This series, brought to you by Yahoo! Finance, looks at which upgrades and downgrades make sense, and which ones investors should act on. Today, our starting lineup includes new buy recommendations for Duke Energy
Duke Energy: It's electric!
On a generally green day for the market, shares of Duke Energy are currently lagging the Dow Industrials pretty badly, posting only a 0.4% gain against a Dow driving ahead more than a full percentage point. That's hardly the result you'd expect to see today, though, considering that Duke just bagged an upgrade to "buy" from the analysts at Argus.
Then again, though, it's hard to see why Argus upgraded Duke in the first place... considering the price. Valued at more than 19 times earnings today, Duke is growing nowhere near the double-digit rate you'd ordinarily want to see for such a high-priced stock. To the contrary, most analysts think the best Duke can manage over the next five years is about 2% earnings growth. Even with Duke's generous 4.7% dividend yield, that's pretty pathetic growth to be paying 19 times earnings for.

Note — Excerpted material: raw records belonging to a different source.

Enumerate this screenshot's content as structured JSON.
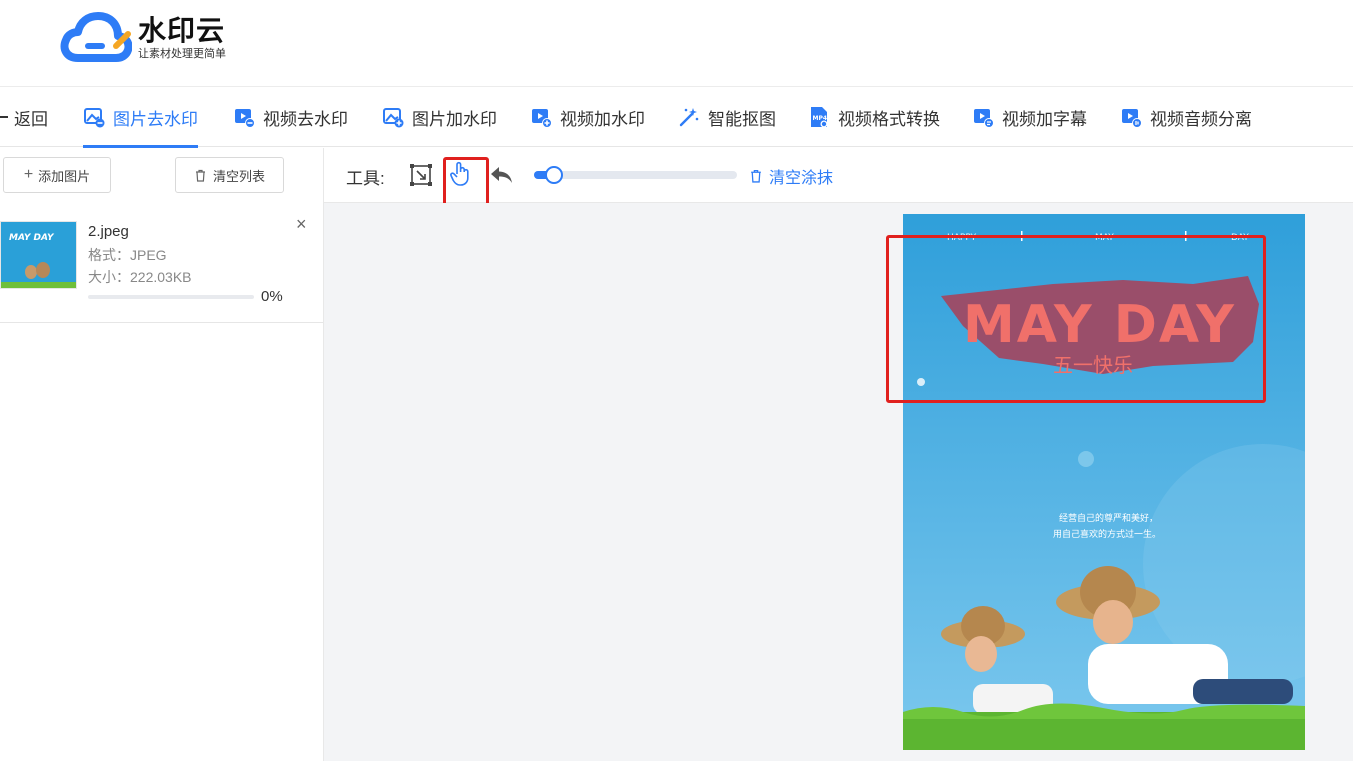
{
  "app": {
    "name": "水印云",
    "slogan": "让素材处理更简单"
  },
  "nav": {
    "back_label": "返回",
    "items": [
      {
        "label": "图片去水印",
        "icon": "image-remove-icon"
      },
      {
        "label": "视频去水印",
        "icon": "video-remove-icon"
      },
      {
        "label": "图片加水印",
        "icon": "image-add-icon"
      },
      {
        "label": "视频加水印",
        "icon": "video-add-icon"
      },
      {
        "label": "智能抠图",
        "icon": "magic-wand-icon"
      },
      {
        "label": "视频格式转换",
        "icon": "mp4-convert-icon"
      },
      {
        "label": "视频加字幕",
        "icon": "video-subtitle-icon"
      },
      {
        "label": "视频音频分离",
        "icon": "video-audio-split-icon"
      }
    ],
    "active_index": 0
  },
  "sidebar": {
    "add_label": "添加图片",
    "clear_list_label": "清空列表",
    "files": [
      {
        "name": "2.jpeg",
        "format": "格式：JPEG",
        "size": "大小：222.03KB",
        "progress_text": "0%",
        "progress": 0
      }
    ]
  },
  "toolbar": {
    "label": "工具:",
    "tools": [
      "rect-select-icon",
      "hand-pan-icon",
      "undo-icon"
    ],
    "brush_size": 0.1,
    "clear_smear_label": "清空涂抹"
  },
  "poster": {
    "top_words": [
      "HAPPY",
      "MAY",
      "DAY"
    ],
    "title": "MAY DAY",
    "subtitle": "五一快乐",
    "quote_line1": "经营自己的尊严和美好，",
    "quote_line2": "用自己喜欢的方式过一生。"
  },
  "colors": {
    "accent": "#2e7cf6",
    "highlight": "#e0201e",
    "poster_sky": "#3aa6de",
    "poster_title": "#f0706a",
    "poster_banner": "#9a4e6a"
  }
}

In short, if Argus thinks Duke is worth buying -- let them buy it. You can do better.
All aboard Alliant?
And speaking of "better," one stock responding much better to Wall Street's approval this morning is Alliant Techsystems -- a company probably best known for its rocket engines, but one that's perhaps an even greater play on the surge in gun sales, and ammunition sales, that tend to crop up in election years. This morning, Alliant won an extension of its contract to run the Army's ammunition factory in Independence, Mo. This news, plus an upgrade to outperform from Cowen & Co., is sending the shares flying this afternoon -- up 5% as of this writing.
But here's the thing: While Alliant looks like a pretty good bargain at less than seven times trailing earnings, there's a good reason the stock's so cheap. Actually, two good reasons.
First, if Duke is growing slower than investors should prefer, Alliant is actually expected to post declining earnings over the next five years. It's already generating less than half as much free cash flow as it claims to be "earning" as GAAP net profit, which further reinforces the likelihood of lower earnings. So while Alliant may look like a bargain, looks can be deceiving.
Boston Beer: Ice cold (in a bad way)
One stock Wall Street's getting right, on the other hand, is Boston Beer -- the company that makes the tasty Sam Adams brew. Over in Switzerland, the bearish bankers at UBS have just downgraded SAM to "sell" -- and for good reason.
Paying no dividend, SAM holds little attraction to income investors. Priced at 26 times earnings, it's not much of a value candidate either -- not with long-term growth estimates averaging a weak 9% per year. Mix in the fact that Boston Beer generates little to no positive free cash flow (a mere $8.2 million over the past year), versus nearly $56 million in claimed GAAP "earnings"), and UBS is right to warn investors away from this stock. SAM looks ice-cold for value investors, and not in a good way.